Rechtsprechung / Brandenburgisches Oberlandesgericht / 2021
Brandenburgisches Oberlandesgericht Beschluss vom 02.02.2021 – 6 W 87/19
6. Zivilsenat · ECLI:DE:OLGBB:2021:0202.6W87.19.00
Tenor§
Die sofortige Beschwerde des Klägers gegen den Beschluss des Landgerichts Frankfurt (Oder) - Rechtspfleger - vom 12.08.2019, Az. 11 O 286/15, wird aus den zutreffenden Gründen der angefochtenen Entscheidung zurückgewiesen.
Der Kläger trägt die Kosten des Beschwerdeverfahrens.
Gründe§
Die nach § 11 Abs. 1 RPflG, § 104 Abs. 3, § 567 Abs. 1 Nr. 1 und Abs. 2, § 569 ZPO statthafte und auch im Übrigen zulässige sofortige Beschwerde des Klägers ist unbegründet.
1. Der Umstand, dass nach den im Innenverhältnis zwischen dem Kläger und seiner Haftpflichtversicherung geltenden Versicherungsbedingungen er es im Falle eigener Inanspruchnahme etwaig dem Versicherer zu überlassen hat, in seinem Namen einen (weiteren) Prozessbevollmächtigten zu beauftragen, rechtfertigt es nicht, dem Gegner hierdurch entstehende Mehrkosten aufzuerlegen.

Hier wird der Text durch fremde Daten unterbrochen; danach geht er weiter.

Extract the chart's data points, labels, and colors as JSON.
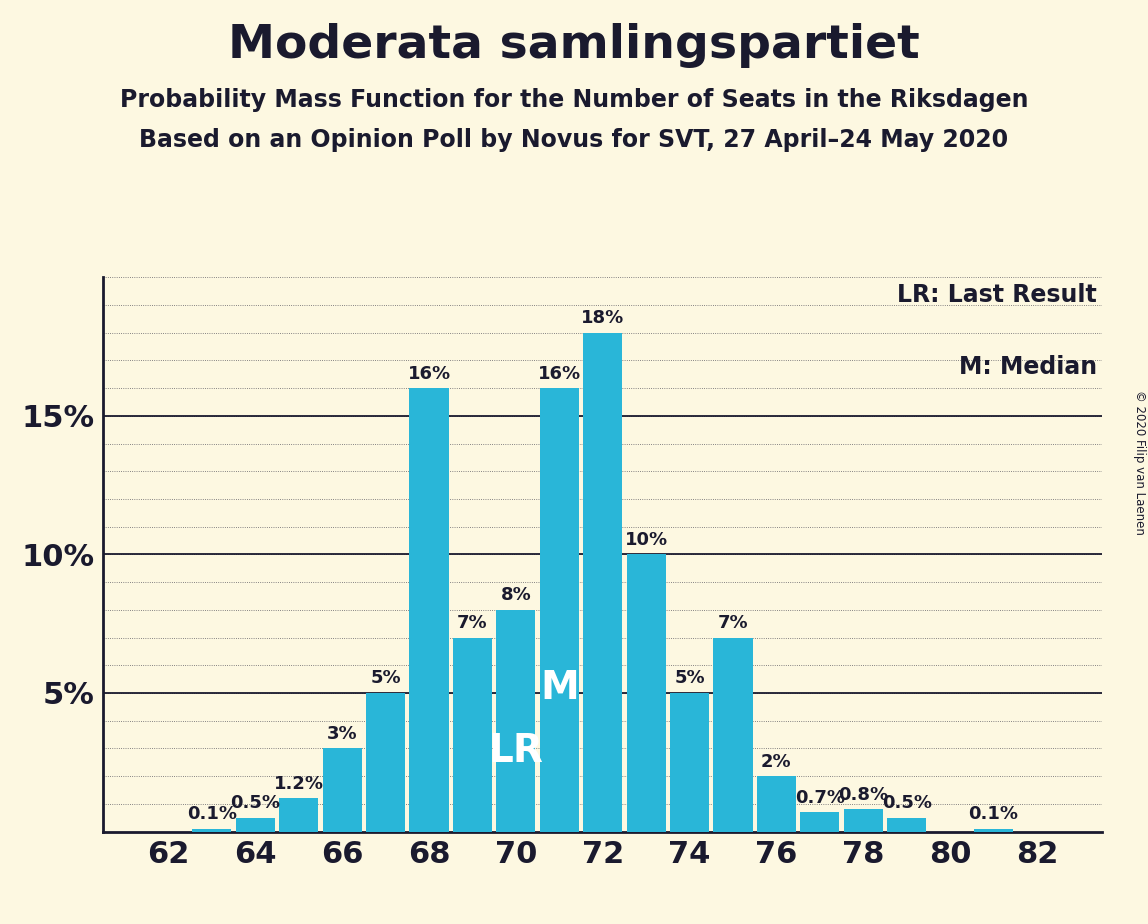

Die Bestellung eines weiteren Anwalts im Falle einer gegen den Versicherten gerichteten Widerklage - das heißt in einem bereits von diesem selbst mit einem anderen Prozessbevollmächtigten rechtshängig gemachten Prozess - ist nicht im Sinne des § 91 Abs. 1 ZPO notwendig (vgl.BGH, Beschluss vom 20.01.2004 - VI ZB 76/03, juris Rn. 9; OLG Bamberg, VersR 1986, 395 f.; OLG München, MDR 1995, 263; OLG Koblenz, MDR 1995, 263 f.; OLG Saarbrücken, JurBüro 1989, 1417; OLG Nürnberg, Beschluss vom 08.09.2011 - 6 W 1554/11, juris Rn. 14). Es können die von der unterliegenden Partei zu erstattenden bzw. auszugleichenden Partei- und Gerichtskosten entsprechend auch nur einmal festgesetzt werden, wie vorliegend bereits mit dem Kostenfestsetzungsbeschluss vom 19.02.2018 geschehen. An der Begrenzung der hier von der Beklagten zu tragenden Prozesskosten ändert es nichts, dass der diesbezügliche Kostenfestsetzungsantrag nicht von dem vom Kläger erstbeauftragten Anwalt gestellt worden ist, sondern von den auf Veranlassung seiner Haftpflichtversicherung zusätzlich in seinem Namen bestellten Prozessbevollmächtigten.
2. Die Kostenentscheidung beruht auf § 97 Abs. 1 ZPO. Eine Wertfestsetzung ist für die Kosten gemäß § 63 Abs. 2 Satz 1 GKG nicht erforderlich. Ein Kostenwert ist grundsätzlich nur festzusetzen, wenn sich die Gerichtsgebühren nach einem Gegenstandswert berechnen (vgl. § 63 Abs. 1 GKG). Das ist mit Blick auf eine sofortige Beschwerde im Kostenfestsetzungsverfahren nicht der Fall (vgl. Nr. 1812 KV GKG).
3. Die Rechtsbeschwerde wird nicht zugelassen, weil die Voraussetzungen des § 574 Abs. 2 ZPO nicht vorliegen.